Within the tenant, Alex provisions one or more capacities. A capacity is a dedicated compute and storage resource that powers Fabric workloads. At Contoso, Alex purchased an F64 capacity to support the five departments going live. When users run queries, train models, or refresh reports, they consume capacity resources. If the F64 runs out of capacity, work stops, so Alex monitors usage closely.
Inside a capacity, Alex organizes workspaces into domains. A domain is a logical grouping that reflects how Contoso structures its business, such as a Finance domain and a Risk domain. Domains help Alex enforce governance boundaries, because she can apply different policies and delegate administrative rights at the domain level. The Finance team's workspaces live in the Finance domain, and the Risk team's workspaces live in the Risk domain.
Each domain contains multiple workspaces, and a workspace is where teams store and share Fabric items. A workspace acts as a collaboration container. Team members with the right permissions can create lakehouses, build notebooks, and publish reports. Workspace admins control who has access and what they can do.
At the bottom of the hierarchy are items, which are the data assets users create: lakehouses, warehouses, notebooks, semantic models, and reports. Alex doesn't manage items directly; workspace admins do. Her job is to set up the environment so workspace admins can focus on managing access and content within their own workspaces.
Identify the right admin role
Microsoft Fabric uses a four-tier admin delegation model, and understanding it is critical because Alex can't manage everything herself. By assigning the right people to the right roles, she distributes responsibility and stays out of day-to-day decisions.
| Role | Scope | Responsibility |
|---|---|---|
| Fabric admin | Entire tenant | Controls tenant settings, manages all capacities and domains, assigns other admins |
| Capacity admin | A specific capacity | Manages workspaces assigned to that capacity, monitors capacity performance |
| Domain admin | A specific domain | Manages workspaces within the domain, enforces domain-specific policies |
| Workspace admin | A specific workspace | Controls access, manages items, assigns permissions to workspace members |
At Contoso, Alex is the Fabric admin, which means she has full control over the tenant. She can configure tenant settings, create capacities, define domains, and assign other admins. But she doesn't need to manage every workspace or troubleshoot every permission issue. That's where delegation comes in.
Alex assigns the IT lead as a capacity admin for the F64 capacity. The capacity admin monitors resource consumption, reassigns workspaces when needed, and alerts Alex if the capacity approaches its limits. The Finance lead becomes a domain admin for the Finance domain, and the Risk lead becomes a domain admin for the Risk domain. Domain admins manage workspaces within their domains and can enforce policies that reflect their department's governance requirements.

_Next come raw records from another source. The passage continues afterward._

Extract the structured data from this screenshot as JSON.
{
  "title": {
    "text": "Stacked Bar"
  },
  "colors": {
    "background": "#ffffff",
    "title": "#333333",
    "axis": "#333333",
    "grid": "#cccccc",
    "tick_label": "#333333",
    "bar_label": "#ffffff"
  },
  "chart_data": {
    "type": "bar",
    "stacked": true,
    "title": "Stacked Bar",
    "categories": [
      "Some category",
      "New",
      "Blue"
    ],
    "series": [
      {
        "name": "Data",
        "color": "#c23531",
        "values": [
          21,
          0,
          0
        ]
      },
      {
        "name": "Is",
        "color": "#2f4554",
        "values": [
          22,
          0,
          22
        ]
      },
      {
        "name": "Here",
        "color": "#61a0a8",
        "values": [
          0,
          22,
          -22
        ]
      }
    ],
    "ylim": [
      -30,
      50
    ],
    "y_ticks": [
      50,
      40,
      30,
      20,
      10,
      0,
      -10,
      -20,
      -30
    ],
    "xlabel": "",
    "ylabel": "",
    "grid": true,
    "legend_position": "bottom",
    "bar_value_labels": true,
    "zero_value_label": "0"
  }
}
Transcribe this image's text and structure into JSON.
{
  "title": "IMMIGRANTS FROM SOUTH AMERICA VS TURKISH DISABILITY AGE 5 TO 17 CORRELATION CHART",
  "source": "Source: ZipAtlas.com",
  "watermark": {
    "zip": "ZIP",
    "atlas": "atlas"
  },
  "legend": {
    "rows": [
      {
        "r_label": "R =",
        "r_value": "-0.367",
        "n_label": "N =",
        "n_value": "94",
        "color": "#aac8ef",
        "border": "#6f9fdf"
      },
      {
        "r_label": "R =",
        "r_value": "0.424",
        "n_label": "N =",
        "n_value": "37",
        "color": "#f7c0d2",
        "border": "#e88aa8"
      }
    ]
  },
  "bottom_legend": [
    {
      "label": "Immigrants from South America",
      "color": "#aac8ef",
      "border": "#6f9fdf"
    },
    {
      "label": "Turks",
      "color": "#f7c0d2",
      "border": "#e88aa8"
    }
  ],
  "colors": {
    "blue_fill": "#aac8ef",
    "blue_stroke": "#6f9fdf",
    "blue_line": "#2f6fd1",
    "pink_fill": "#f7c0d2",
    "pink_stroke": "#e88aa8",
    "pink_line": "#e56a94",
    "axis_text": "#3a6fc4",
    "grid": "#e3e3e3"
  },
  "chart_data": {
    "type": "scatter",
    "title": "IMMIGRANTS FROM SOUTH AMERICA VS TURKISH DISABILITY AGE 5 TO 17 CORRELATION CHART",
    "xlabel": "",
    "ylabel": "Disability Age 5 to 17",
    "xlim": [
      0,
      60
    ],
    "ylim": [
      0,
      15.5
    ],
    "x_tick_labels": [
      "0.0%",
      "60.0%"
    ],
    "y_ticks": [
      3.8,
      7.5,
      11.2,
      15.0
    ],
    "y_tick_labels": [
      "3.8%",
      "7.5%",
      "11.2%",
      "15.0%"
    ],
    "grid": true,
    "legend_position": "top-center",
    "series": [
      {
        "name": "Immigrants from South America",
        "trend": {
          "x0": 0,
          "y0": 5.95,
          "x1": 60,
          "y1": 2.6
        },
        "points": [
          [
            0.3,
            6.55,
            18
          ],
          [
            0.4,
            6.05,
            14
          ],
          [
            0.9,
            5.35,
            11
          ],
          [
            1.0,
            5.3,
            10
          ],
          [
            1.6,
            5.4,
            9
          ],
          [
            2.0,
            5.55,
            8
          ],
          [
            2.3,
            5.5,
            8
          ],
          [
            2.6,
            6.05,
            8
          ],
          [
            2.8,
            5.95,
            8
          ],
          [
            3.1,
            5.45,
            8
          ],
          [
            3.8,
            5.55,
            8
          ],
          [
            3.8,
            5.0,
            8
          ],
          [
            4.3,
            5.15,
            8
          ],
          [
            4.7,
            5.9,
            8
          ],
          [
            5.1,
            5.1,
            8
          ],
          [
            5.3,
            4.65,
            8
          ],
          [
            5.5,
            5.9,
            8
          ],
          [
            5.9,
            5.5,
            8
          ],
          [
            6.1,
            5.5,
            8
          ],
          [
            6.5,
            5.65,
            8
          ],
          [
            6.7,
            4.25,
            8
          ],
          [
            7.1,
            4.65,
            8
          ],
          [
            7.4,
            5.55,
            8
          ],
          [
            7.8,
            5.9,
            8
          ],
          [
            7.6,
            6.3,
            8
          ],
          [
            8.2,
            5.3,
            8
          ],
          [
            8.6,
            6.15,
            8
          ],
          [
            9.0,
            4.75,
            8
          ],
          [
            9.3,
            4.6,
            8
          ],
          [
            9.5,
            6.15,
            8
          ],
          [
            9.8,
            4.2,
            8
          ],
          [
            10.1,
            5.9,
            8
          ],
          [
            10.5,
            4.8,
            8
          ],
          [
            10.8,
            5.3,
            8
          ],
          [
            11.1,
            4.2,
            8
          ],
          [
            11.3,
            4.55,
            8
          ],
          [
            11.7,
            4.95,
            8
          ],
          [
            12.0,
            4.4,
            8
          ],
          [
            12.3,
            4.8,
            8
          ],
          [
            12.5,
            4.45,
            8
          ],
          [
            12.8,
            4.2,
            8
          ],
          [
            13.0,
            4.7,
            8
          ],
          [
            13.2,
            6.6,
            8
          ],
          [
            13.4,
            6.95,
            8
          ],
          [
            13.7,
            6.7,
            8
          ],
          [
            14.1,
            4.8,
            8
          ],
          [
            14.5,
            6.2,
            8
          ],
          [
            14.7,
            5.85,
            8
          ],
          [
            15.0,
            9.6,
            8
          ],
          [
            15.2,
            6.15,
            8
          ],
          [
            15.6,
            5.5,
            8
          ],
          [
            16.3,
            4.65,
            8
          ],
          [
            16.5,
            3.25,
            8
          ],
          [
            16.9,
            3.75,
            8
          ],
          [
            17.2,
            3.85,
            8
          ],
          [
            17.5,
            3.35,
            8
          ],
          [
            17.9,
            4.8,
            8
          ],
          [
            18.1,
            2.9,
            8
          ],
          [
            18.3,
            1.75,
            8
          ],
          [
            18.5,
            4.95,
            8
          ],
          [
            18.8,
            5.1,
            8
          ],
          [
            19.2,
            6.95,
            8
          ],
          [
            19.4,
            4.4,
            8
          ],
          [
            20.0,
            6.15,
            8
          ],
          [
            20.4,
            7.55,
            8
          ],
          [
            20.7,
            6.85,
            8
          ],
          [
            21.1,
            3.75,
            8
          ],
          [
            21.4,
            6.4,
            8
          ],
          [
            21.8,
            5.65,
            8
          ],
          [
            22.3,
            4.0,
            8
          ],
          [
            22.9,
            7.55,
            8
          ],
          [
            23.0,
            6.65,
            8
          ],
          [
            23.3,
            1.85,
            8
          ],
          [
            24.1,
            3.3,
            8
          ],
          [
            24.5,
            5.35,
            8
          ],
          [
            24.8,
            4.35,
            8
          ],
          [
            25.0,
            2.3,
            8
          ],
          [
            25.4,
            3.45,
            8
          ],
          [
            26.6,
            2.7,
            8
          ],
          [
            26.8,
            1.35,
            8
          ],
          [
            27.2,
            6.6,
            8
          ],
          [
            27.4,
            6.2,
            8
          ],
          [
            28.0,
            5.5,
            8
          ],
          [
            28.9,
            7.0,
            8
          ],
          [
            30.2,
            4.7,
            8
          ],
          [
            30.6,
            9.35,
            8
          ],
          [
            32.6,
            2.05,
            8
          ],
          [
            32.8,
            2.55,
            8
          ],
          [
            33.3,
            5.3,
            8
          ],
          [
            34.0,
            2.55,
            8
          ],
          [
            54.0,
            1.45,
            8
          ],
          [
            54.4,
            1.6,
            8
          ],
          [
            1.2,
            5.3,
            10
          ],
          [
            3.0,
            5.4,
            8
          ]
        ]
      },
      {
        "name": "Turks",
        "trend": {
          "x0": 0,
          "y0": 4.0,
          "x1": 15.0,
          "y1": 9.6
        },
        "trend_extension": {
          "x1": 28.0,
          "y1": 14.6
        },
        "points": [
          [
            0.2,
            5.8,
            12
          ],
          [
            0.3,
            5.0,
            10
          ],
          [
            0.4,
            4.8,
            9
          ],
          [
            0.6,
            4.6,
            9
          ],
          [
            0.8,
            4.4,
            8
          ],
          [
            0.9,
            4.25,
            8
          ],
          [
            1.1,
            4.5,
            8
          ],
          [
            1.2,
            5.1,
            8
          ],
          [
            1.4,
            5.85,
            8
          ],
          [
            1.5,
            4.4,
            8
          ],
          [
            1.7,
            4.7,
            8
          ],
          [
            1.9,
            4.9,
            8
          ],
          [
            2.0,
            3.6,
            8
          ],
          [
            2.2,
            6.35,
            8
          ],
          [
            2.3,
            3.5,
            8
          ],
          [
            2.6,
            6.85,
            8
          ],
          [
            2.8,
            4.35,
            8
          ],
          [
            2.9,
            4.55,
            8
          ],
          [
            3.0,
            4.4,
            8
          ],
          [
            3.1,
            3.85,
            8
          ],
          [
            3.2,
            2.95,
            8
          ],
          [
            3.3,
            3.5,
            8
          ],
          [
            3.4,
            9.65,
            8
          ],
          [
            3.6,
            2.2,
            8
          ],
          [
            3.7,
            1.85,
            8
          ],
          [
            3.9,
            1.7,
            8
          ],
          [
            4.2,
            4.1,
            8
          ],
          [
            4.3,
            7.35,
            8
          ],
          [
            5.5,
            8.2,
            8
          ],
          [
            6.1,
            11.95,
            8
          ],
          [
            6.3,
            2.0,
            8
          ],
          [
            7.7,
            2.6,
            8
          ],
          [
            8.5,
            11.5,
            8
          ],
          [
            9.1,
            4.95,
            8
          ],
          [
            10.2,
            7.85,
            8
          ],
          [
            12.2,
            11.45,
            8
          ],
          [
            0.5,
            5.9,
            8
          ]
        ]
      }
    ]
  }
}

At the workspace level, each team's data lead is a workspace admin. Workspace admins control who can view, edit, or share items, and they handle day-to-day access requests. This delegation model keeps Alex focused on platform-level decisions instead of individual workspace issues.
Note
Microsoft Entra ID lists the Fabric admin role as Power BI Administrator. When you assign this role, look for that name.
Use the admin portal and supporting tools
Alex's primary tool is the Fabric admin portal, a web-based interface where she configures tenant settings, manages capacities, creates domains, and monitors platform activity. The admin portal organizes its capabilities into several sections:
- Tenant settings: Platform-wide feature controls that determine what users can and can't do across Contoso's Fabric environment
- Capacity settings: Tools to view, create, and manage capacities, and to assign workspaces to them
- Domains: Tools to create domains, assign domain admins, and organize workspaces by business function
- Users: Tools to assign Fabric admin, capacity admin, and domain admin roles
- Audit logs: Records of user activity across the tenant, used for compliance and security investigations
- Monitoring: Usage and performance data that helps Alex track capacity consumption and identify trends
The admin portal is Alex's daily workspace, but it's not the only tool she uses. She also relies on the Microsoft 365 admin center to manage Fabric licenses and Microsoft Entra ID to control user identity and access. For automation and scripting, she uses PowerShell cmdlets or REST APIs.
With a clear picture of the admin hierarchy, the delegation model, and the tools at her disposal, Alex is ready to start configuring the platform.